Many of us may have had days where we didn’t want to go with school or deal with a project for science class. We still went to school, attended classes, and eventually caught up on assignments.
If your teen doesn’t care about school at all, refuses to attend classes, refuses to study, and would rather spend his days playing video games or goofing off, what steps can you take?
It’s hard enough to get a teen to brush his teeth and tidy up his bedroom some days. Getting him to be accountable for his education can feel like an impossible challenge.
There are several approaches to take. The approach that you select will depend largely on the dynamics of your family. Use our tips when you have teens who don’t care about school!
Find out why they don’t care about school
Your first step should be to find out whether your teen is struggling with the idea of school because there is a factor that you’re not aware of. This factor could include them being nervous about bullies at school, struggling with their workload, or something else entirely.
Some teens struggling with depression, anxiety, and other mental health concerns may find it difficult to care about school and education. While this is an expected side effect of their mental health struggles, it can also be addressed.
Keep in mind that while there may be something about school that is making it a source of discomfort for your teen, it could also be that his reluctance to care about his education has nothing to do with school itself.
Is mental wellness is a concern?
If your teen is struggling with caring about school, there are good odds of struggling to care about other things in his life.
Perhaps he no longer cares about sports or spending time with friends?
Getting your teen therapy solutions that can address each of his mental health concerns can help to get him back on track in all ways.
Considering home school options
Home school is not the right choice for teens who are just mentally checked out of caring about their education. It can potentially be a good option for a teen who has been struggling with issues specific to his school, peers, and teachers. Sometimes, removing him from the situation causing him stress can help a teen refocus his schoolwork efforts.
Some autonomy will be needed, but your teen will need your guidance to help keep him focused and on track.
Your teen may benefit from additional tutoring if he struggles with his schoolwork. Tutors can be found through his school, home school resources, and even locally via college students or teachers looking to each extra income. The more help you offer your teen, the better he will find himself feeling comfortable with the materials he is learning.
Therapeutic boarding school is another option for teens that don’t care about schooling.
Set boundaries and establish a new schedule
Teens are known for pushing boundaries parents establish. This often means that parents need to either reevaluate the boundaries they’ve set or continue to push back harder when their teens push.
It could be that previously established boundaries are no longer a good option for your teen. As your child grows, so should your boundaries and household rules.
Is your teen is being held to a higher level than what he can keep up with today?

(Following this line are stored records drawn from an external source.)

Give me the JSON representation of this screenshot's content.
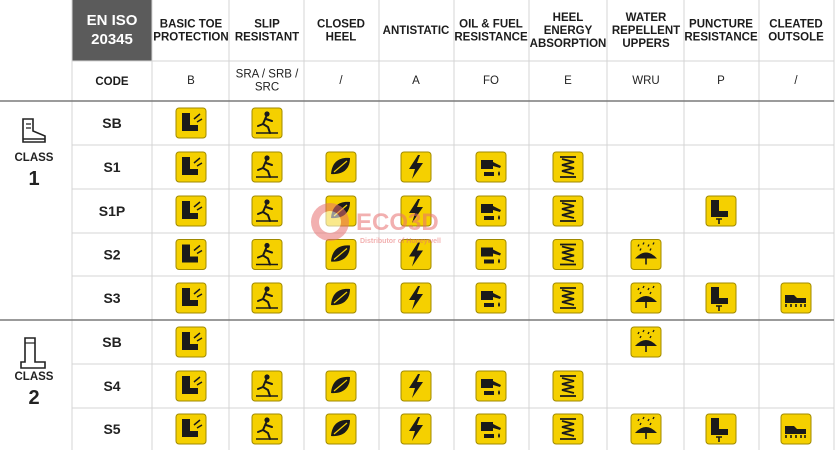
{
  "standard": {
    "line1": "EN ISO",
    "line2": "20345"
  },
  "code_label": "CODE",
  "columns": [
    {
      "id": "B",
      "header": [
        "BASIC TOE",
        "PROTECTION"
      ],
      "code": [
        "B"
      ],
      "icon": "toe-cap-boot-icon"
    },
    {
      "id": "SR",
      "header": [
        "SLIP",
        "RESISTANT"
      ],
      "code": [
        "SRA / SRB /",
        "SRC"
      ],
      "icon": "slip-figure-icon"
    },
    {
      "id": "CH",
      "header": [
        "CLOSED",
        "HEEL"
      ],
      "code": [
        "/"
      ],
      "icon": "closed-heel-icon"
    },
    {
      "id": "A",
      "header": [
        "ANTISTATIC"
      ],
      "code": [
        "A"
      ],
      "icon": "lightning-icon"
    },
    {
      "id": "FO",
      "header": [
        "OIL & FUEL",
        "RESISTANCE"
      ],
      "code": [
        "FO"
      ],
      "icon": "oil-can-icon"
    },
    {
      "id": "E",
      "header": [
        "HEEL",
        "ENERGY",
        "ABSORPTION"
      ],
      "code": [
        "E"
      ],
      "icon": "spring-icon"
    },
    {
      "id": "WRU",
      "header": [
        "WATER",
        "REPELLENT",
        "UPPERS"
      ],
      "code": [
        "WRU"
      ],
      "icon": "umbrella-rain-icon"
    },
    {
      "id": "P",
      "header": [
        "PUNCTURE",
        "RESISTANCE"
      ],
      "code": [
        "P"
      ],
      "icon": "nail-boot-icon"
    },
    {
      "id": "CO",
      "header": [
        "CLEATED",
        "OUTSOLE"
      ],
      "code": [
        "/"
      ],
      "icon": "cleated-shoe-icon"
    }
  ],
  "classes": [
    {
      "label": "CLASS",
      "number": "1",
      "icon": "hiking-boot-icon",
      "rows": [
        {
          "name": "SB",
          "features": [
            1,
            1,
            0,
            0,
            0,
            0,
            0,
            0,
            0
          ]
        },
        {
          "name": "S1",
          "features": [
            1,
            1,
            1,
            1,
            1,
            1,
            0,
            0,
            0
          ]
        },
        {
          "name": "S1P",
          "features": [
            1,
            1,
            1,
            1,
            1,
            1,
            0,
            1,
            0
          ]
        },
        {
          "name": "S2",
          "features": [
            1,
            1,
            1,
            1,
            1,
            1,
            1,
            0,
            0
          ]
        },
        {
          "name": "S3",
          "features": [
            1,
            1,
            1,
            1,
            1,
            1,
            1,
            1,
            1
          ]
        }
      ]
    },
    {
      "label": "CLASS",
      "number": "2",
      "icon": "rubber-boot-icon",
      "rows": [
        {
          "name": "SB",
          "features": [
            1,
            0,
            0,
            0,
            0,
            0,
            1,
            0,
            0
          ]
        },
        {
          "name": "S4",
          "features": [
            1,
            1,
            1,
            1,
            1,
            1,
            0,
            0,
            0
          ]
        },
        {
          "name": "S5",
          "features": [
            1,
            1,
            1,
            1,
            1,
            1,
            1,
            1,
            1
          ]
        }
      ]
    }
  ],
  "watermark": {
    "brand": "ECO3D",
    "sub": "Distributor of Honeywell"
  },
  "colors": {
    "badge": "#f5d000",
    "badge_border": "#a08a00",
    "iso_bg": "#5b5b5b",
    "grid": "#d4d4d4",
    "divider": "#7a7a7a",
    "watermark": "#e87070"
  }
}
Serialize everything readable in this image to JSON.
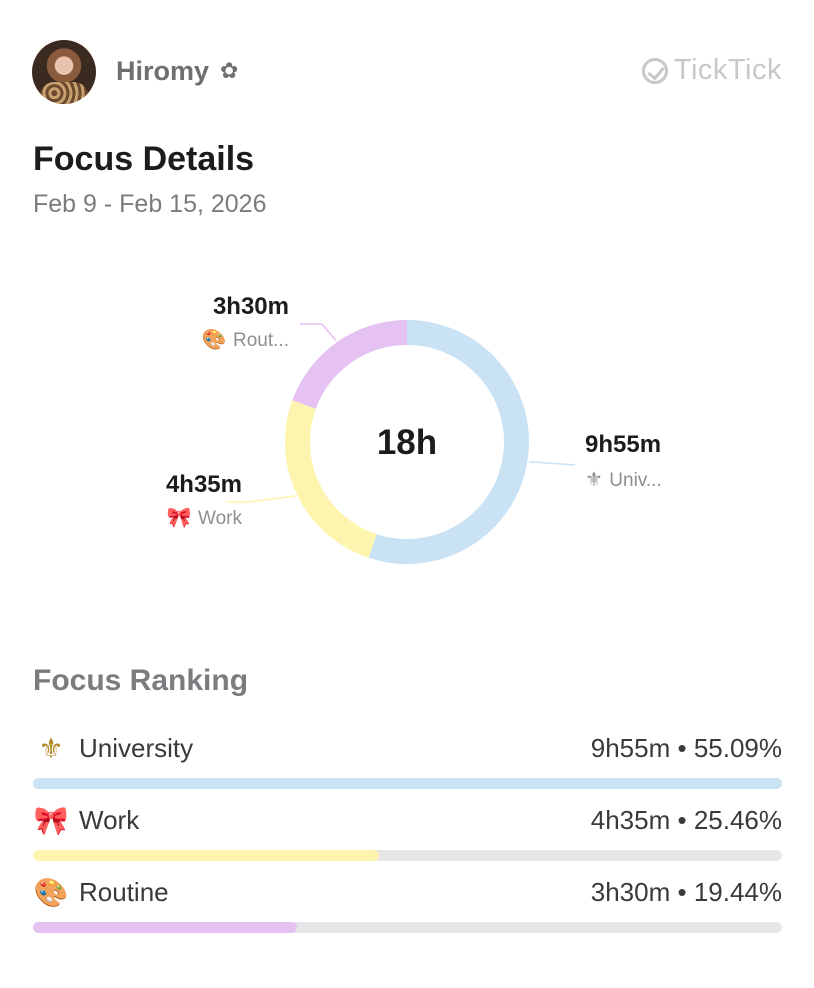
{
  "header": {
    "username": "Hiromy",
    "username_icon": "flower-icon",
    "brand": "TickTick"
  },
  "page": {
    "title": "Focus Details",
    "date_range": "Feb 9 - Feb 15, 2026"
  },
  "chart_data": {
    "type": "donut",
    "center_label": "18h",
    "slices": [
      {
        "name": "University",
        "short_label": "Univ...",
        "display_value": "9h55m",
        "minutes": 595,
        "percent": 55.09,
        "color": "#c9e2f4",
        "icon": "fleur-de-lis-icon",
        "glyph": "⚜"
      },
      {
        "name": "Work",
        "short_label": "Work",
        "display_value": "4h35m",
        "minutes": 275,
        "percent": 25.46,
        "color": "#fdf5ae",
        "icon": "ribbon-icon",
        "glyph": "🎀"
      },
      {
        "name": "Routine",
        "short_label": "Rout...",
        "display_value": "3h30m",
        "minutes": 210,
        "percent": 19.44,
        "color": "#e6c2f3",
        "icon": "palette-icon",
        "glyph": "🎨"
      }
    ]
  },
  "ranking": {
    "title": "Focus Ranking",
    "items": [
      {
        "name": "University",
        "stat": "9h55m • 55.09%",
        "fill": 1.0,
        "color": "#c9e2f4",
        "glyph": "⚜",
        "icon": "fleur-de-lis-icon"
      },
      {
        "name": "Work",
        "stat": "4h35m • 25.46%",
        "fill": 0.462,
        "color": "#fdf5ae",
        "glyph": "🎀",
        "icon": "ribbon-icon"
      },
      {
        "name": "Routine",
        "stat": "3h30m • 19.44%",
        "fill": 0.353,
        "color": "#e6c2f3",
        "glyph": "🎨",
        "icon": "palette-icon"
      }
    ]
  }
}
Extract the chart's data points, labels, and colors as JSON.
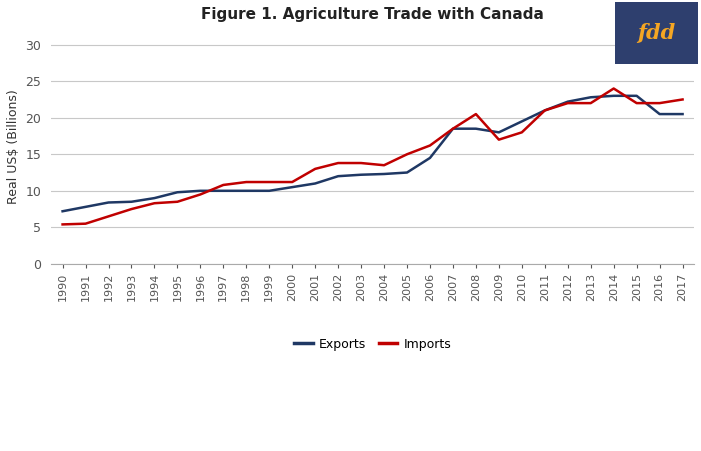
{
  "title": "Figure 1. Agriculture Trade with Canada",
  "ylabel": "Real US$ (Billions)",
  "years": [
    1990,
    1991,
    1992,
    1993,
    1994,
    1995,
    1996,
    1997,
    1998,
    1999,
    2000,
    2001,
    2002,
    2003,
    2004,
    2005,
    2006,
    2007,
    2008,
    2009,
    2010,
    2011,
    2012,
    2013,
    2014,
    2015,
    2016,
    2017
  ],
  "exports": [
    7.2,
    7.8,
    8.4,
    8.5,
    9.0,
    9.8,
    10.0,
    10.0,
    10.0,
    10.0,
    10.5,
    11.0,
    12.0,
    12.2,
    12.3,
    12.5,
    14.5,
    18.5,
    18.5,
    18.0,
    19.5,
    21.0,
    22.2,
    22.8,
    23.0,
    23.0,
    20.5,
    20.5
  ],
  "imports": [
    5.4,
    5.5,
    6.5,
    7.5,
    8.3,
    8.5,
    9.5,
    10.8,
    11.2,
    11.2,
    11.2,
    13.0,
    13.8,
    13.8,
    13.5,
    15.0,
    16.2,
    18.5,
    20.5,
    17.0,
    18.0,
    21.0,
    22.0,
    22.0,
    24.0,
    22.0,
    22.0,
    22.5
  ],
  "exports_color": "#1f3864",
  "imports_color": "#c00000",
  "background_color": "#ffffff",
  "ylim": [
    0,
    32
  ],
  "yticks": [
    0,
    5,
    10,
    15,
    20,
    25,
    30
  ],
  "grid_color": "#c8c8c8",
  "line_width": 1.8,
  "legend_labels": [
    "Exports",
    "Imports"
  ],
  "fdd_bg": "#2e3f6e",
  "fdd_text": "fdd",
  "fdd_text_color": "#f5a623",
  "title_fontsize": 11,
  "tick_fontsize": 8,
  "ylabel_fontsize": 9
}
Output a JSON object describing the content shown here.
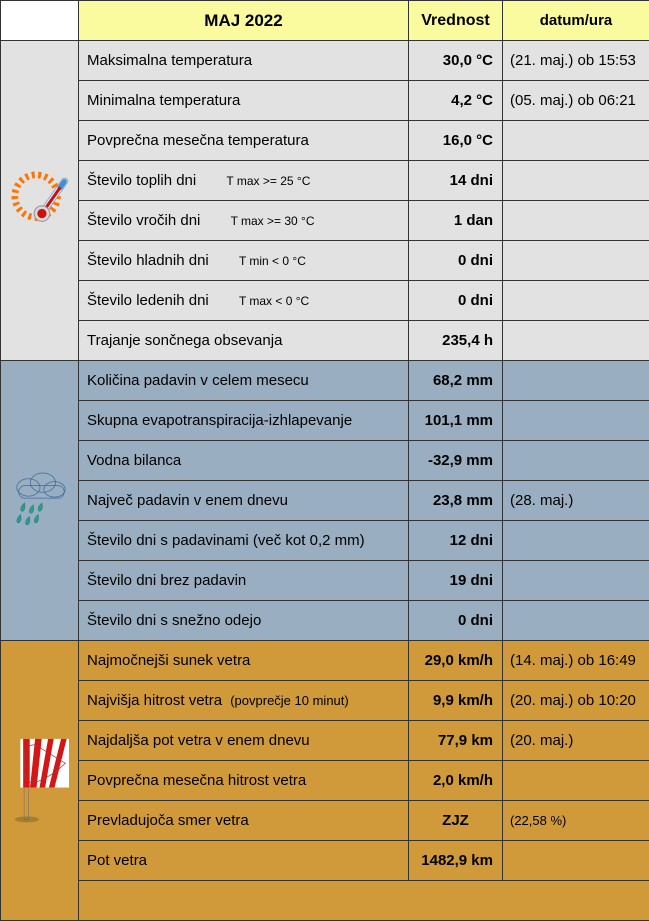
{
  "colors": {
    "header_bg": "#FAFA9E",
    "temperature_bg": "#E2E2E2",
    "precipitation_bg": "#99AEC0",
    "wind_bg": "#D09A3B",
    "border": "#333333"
  },
  "header": {
    "month": "MAJ 2022",
    "value_col": "Vrednost",
    "date_col": "datum/ura"
  },
  "sections": [
    {
      "id": "temperature",
      "icon": "sun-thermometer-icon",
      "rows": [
        {
          "label": "Maksimalna temperatura",
          "value": "30,0 °C",
          "date": "(21. maj.) ob 15:53"
        },
        {
          "label": "Minimalna temperatura",
          "value": "4,2 °C",
          "date": "(05. maj.) ob 06:21"
        },
        {
          "label": "Povprečna mesečna temperatura",
          "value": "16,0 °C",
          "date": ""
        },
        {
          "label": "Število toplih dni",
          "sub": "T max >= 25 °C",
          "sub_type": "condition",
          "value": "14 dni",
          "date": ""
        },
        {
          "label": "Število vročih dni",
          "sub": "T max >= 30 °C",
          "sub_type": "condition",
          "value": "1 dan",
          "date": ""
        },
        {
          "label": "Število hladnih dni",
          "sub": "T min < 0 °C",
          "sub_type": "condition",
          "value": "0 dni",
          "date": ""
        },
        {
          "label": "Število ledenih dni",
          "sub": "T max < 0 °C",
          "sub_type": "condition",
          "value": "0 dni",
          "date": ""
        },
        {
          "label": "Trajanje sončnega obsevanja",
          "value": "235,4 h",
          "date": ""
        }
      ]
    },
    {
      "id": "precipitation",
      "icon": "rain-cloud-icon",
      "rows": [
        {
          "label": "Količina padavin v celem mesecu",
          "value": "68,2 mm",
          "date": ""
        },
        {
          "label": "Skupna evapotranspiracija-izhlapevanje",
          "value": "101,1 mm",
          "date": ""
        },
        {
          "label": "Vodna bilanca",
          "value": "-32,9 mm",
          "date": ""
        },
        {
          "label": "Največ padavin v enem dnevu",
          "value": "23,8 mm",
          "date": "(28. maj.)"
        },
        {
          "label": "Število dni s padavinami (več kot 0,2 mm)",
          "value": "12 dni",
          "date": ""
        },
        {
          "label": "Število dni brez padavin",
          "value": "19 dni",
          "date": ""
        },
        {
          "label": "Število dni s snežno odejo",
          "value": "0 dni",
          "date": ""
        }
      ]
    },
    {
      "id": "wind",
      "icon": "windsock-icon",
      "rows": [
        {
          "label": "Najmočnejši sunek vetra",
          "value": "29,0 km/h",
          "date": "(14. maj.) ob 16:49"
        },
        {
          "label": "Najvišja hitrost vetra",
          "sub": "(povprečje 10 minut)",
          "sub_type": "inline",
          "value": "9,9 km/h",
          "date": "(20. maj.) ob 10:20"
        },
        {
          "label": "Najdaljša pot vetra v enem dnevu",
          "value": "77,9 km",
          "date": "(20. maj.)"
        },
        {
          "label": "Povprečna mesečna hitrost vetra",
          "value": "2,0 km/h",
          "date": ""
        },
        {
          "label": "Prevladujoča smer vetra",
          "value": "ZJZ",
          "value_align": "center",
          "date": "(22,58 %)",
          "date_small": true
        },
        {
          "label": "Pot vetra",
          "value": "1482,9 km",
          "date": ""
        }
      ]
    }
  ]
}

It could be that he no longer is interested in playing soccer and taking part in the chess club. They could be leading him to feel overwhelmed to the point where he checks out completely.
Sit down with your teen to evaluate his schedule and determine whether he still needs to keep up with such a heavy schedule. This will allow you to better set boundaries for him that work with his ability to keep up.
Along with changing boundaries comes a new schedule that will better address his needs. Whether he’s remote learning or attending classes in person, your teen should be getting up at a predetermined time and sticking to a schedule that supports the demands of his school schedule.
His afterschool schedule should be structured to help him focus on his assignments. He should also have a comfortable and distraction-free space that will allow him to focus and get things done.
When video games are a concern
Teens and video games almost seem made for each other. That said, despite your teen’s love for video games, there also comes a time when you need to step in and limit his time playing games.
For some teens, their gaming time is a large part of their social interaction, making it difficult for a parent to put restrictions in place. However, if these online social interactions are causing issues with your teen’s ability to focus on his education, changes need to happen.
How do you accomplish these changes?
- Be prepared for your teen to push back, argue, and possibly get emotional when you start to place restrictions on his gaming time.
- Establish hours of the day for gaming, only if his schoolwork is done and his chores are taken care of. This could be an hour every evening, or it could be not at all during the week. A teen who has struggled extensively with finding it hard to put the controller down may not be able to limit himself to just an hour a day. It can be better to simply go cold turkey in these situations, with gaming time restricted to the weekends.
- Remove the gaming console altogether. This is unlikely to be a welcomed action, but it may be the better choice for some teens who will find a way to keep playing without your knowledge.
- Maintain a strict schedule and chore chart that allows your teen to understand what is expected from him and how he can potentially earn back gaming time.
Parenting a teen who doesn’t care about his school or education can be challenging. Focusing on finding out what is responsible for his lack of interest and helping to get him back on track could be the right option for your teen.
You may need to take what he considers to be harsh steps while establishing boundaries but reassure your teen and yourself that it is in his best interests. We all need an education, even if we don’t see how learning about Shakespeare can help us in the future.